Bigger bite: Apple is exploring options to manufacture iPads in India and has held discussions about the same with Indian officials.
Fresh dough: The State Bank of Mauritius’ India arm is looking to raise funds at a $200 million valuation and deepen its involvement in the country’s fintech space.
Re-run: Octogenarian US president Joe Biden will likely announce his bid for a second term (2024) over the holiday season.
Buying the dip: Goldman Sachs is bargain hunting for crypto firms that saw valuations take a hit in the wake of cryptocurrency exchange FTX’s demise.
Grounded: Jet Airways’ plan to take off again is in disarray after its lenders pushed back on a court-approved resolution plan.
Et tu?: Microsoft has been plotting a one-stop “super app” for smartphones that combines search (Bing!), shopping, and messaging, among other consumer-focused services.
At last: Google’s Jigsaw unit is launching a new initiative in India to combat misinformation. It would use YouTube’s “prebunking” videos, which it piloted in Europe.
THE DAILY DIGIT
The value of two SPAC deals involving Gores Holdings VIII Inc and Concord Acquisition Corp, which went poof in under an hour. (Bloomberg)
Winning!: Not Taylor Swift, not Bad Bunny. TikTok's top music artist for 2022 is Lizzo, based on total video views. About Damn Time was the No. 4 trending song on the app. Users also logged in to learn the choreography for the song, which ranks seventh on the trending videos list. Well, to quote Lizzo herself, it was about damn time!

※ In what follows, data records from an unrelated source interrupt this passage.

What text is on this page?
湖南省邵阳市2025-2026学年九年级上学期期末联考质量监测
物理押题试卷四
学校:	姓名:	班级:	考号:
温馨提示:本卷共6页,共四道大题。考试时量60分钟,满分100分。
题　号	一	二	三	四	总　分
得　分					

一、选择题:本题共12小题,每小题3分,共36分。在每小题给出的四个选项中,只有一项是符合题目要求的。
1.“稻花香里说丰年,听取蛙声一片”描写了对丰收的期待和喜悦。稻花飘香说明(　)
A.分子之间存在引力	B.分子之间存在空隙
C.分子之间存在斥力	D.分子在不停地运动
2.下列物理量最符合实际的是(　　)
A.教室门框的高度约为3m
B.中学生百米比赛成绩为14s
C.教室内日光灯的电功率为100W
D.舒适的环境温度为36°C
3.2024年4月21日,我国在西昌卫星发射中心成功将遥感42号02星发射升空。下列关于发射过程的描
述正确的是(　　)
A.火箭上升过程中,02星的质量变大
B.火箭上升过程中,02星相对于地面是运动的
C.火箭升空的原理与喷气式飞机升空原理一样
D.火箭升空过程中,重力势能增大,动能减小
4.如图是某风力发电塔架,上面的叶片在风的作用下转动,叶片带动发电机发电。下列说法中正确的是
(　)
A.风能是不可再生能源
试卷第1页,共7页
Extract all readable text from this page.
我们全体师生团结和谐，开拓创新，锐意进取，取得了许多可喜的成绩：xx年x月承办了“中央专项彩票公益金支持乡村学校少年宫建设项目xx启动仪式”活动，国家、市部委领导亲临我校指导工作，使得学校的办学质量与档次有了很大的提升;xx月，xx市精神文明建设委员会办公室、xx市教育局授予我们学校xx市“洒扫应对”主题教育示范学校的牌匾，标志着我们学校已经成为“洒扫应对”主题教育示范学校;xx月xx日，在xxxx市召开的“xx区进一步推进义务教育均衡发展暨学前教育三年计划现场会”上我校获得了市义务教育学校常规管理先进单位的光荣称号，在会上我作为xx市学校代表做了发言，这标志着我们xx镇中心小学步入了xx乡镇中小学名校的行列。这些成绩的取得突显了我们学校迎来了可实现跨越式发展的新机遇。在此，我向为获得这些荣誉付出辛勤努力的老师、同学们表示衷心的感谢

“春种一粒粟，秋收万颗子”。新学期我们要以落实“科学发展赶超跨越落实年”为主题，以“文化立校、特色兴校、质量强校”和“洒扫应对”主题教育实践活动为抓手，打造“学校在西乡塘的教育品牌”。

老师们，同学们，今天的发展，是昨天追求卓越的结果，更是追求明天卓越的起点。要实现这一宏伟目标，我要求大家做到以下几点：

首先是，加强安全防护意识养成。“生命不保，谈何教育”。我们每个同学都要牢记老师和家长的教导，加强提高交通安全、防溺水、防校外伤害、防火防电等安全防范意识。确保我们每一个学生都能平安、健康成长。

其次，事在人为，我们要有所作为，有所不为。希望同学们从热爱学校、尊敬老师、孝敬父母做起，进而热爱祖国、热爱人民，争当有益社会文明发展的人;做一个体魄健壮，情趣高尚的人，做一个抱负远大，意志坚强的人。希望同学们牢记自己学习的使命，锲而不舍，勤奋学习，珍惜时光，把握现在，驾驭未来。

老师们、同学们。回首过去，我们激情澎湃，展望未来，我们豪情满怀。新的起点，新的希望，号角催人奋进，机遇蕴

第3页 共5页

Sued! Meet Guns N’ Roses, the conscientious rock band. After Axl Rose issued an apology for tossing a mic into the crowd last week, the band is now suing a Texas store that sells, well, guns and roses. The lawsuit claims the website of Texas Guns and Roses could "cause confusion", and the band is asking for an undisclosed compensation fee and a name change. The folks behind the online store, however, seem determined not to give up.
Zzzz: In today's 101 on how to not run a business, Elon Musk is turning some rooms at Twitter's headquarters into sleeping quarters. On Monday, employees discovered mattresses and curtains in some offices and conference rooms. This is reminiscent of Musk's 2018 Tesla days, when he hit the sack on factory floors so employees would “give it their all”. In related news, employees at Musk's The Boring Company are quitting due to long work hours.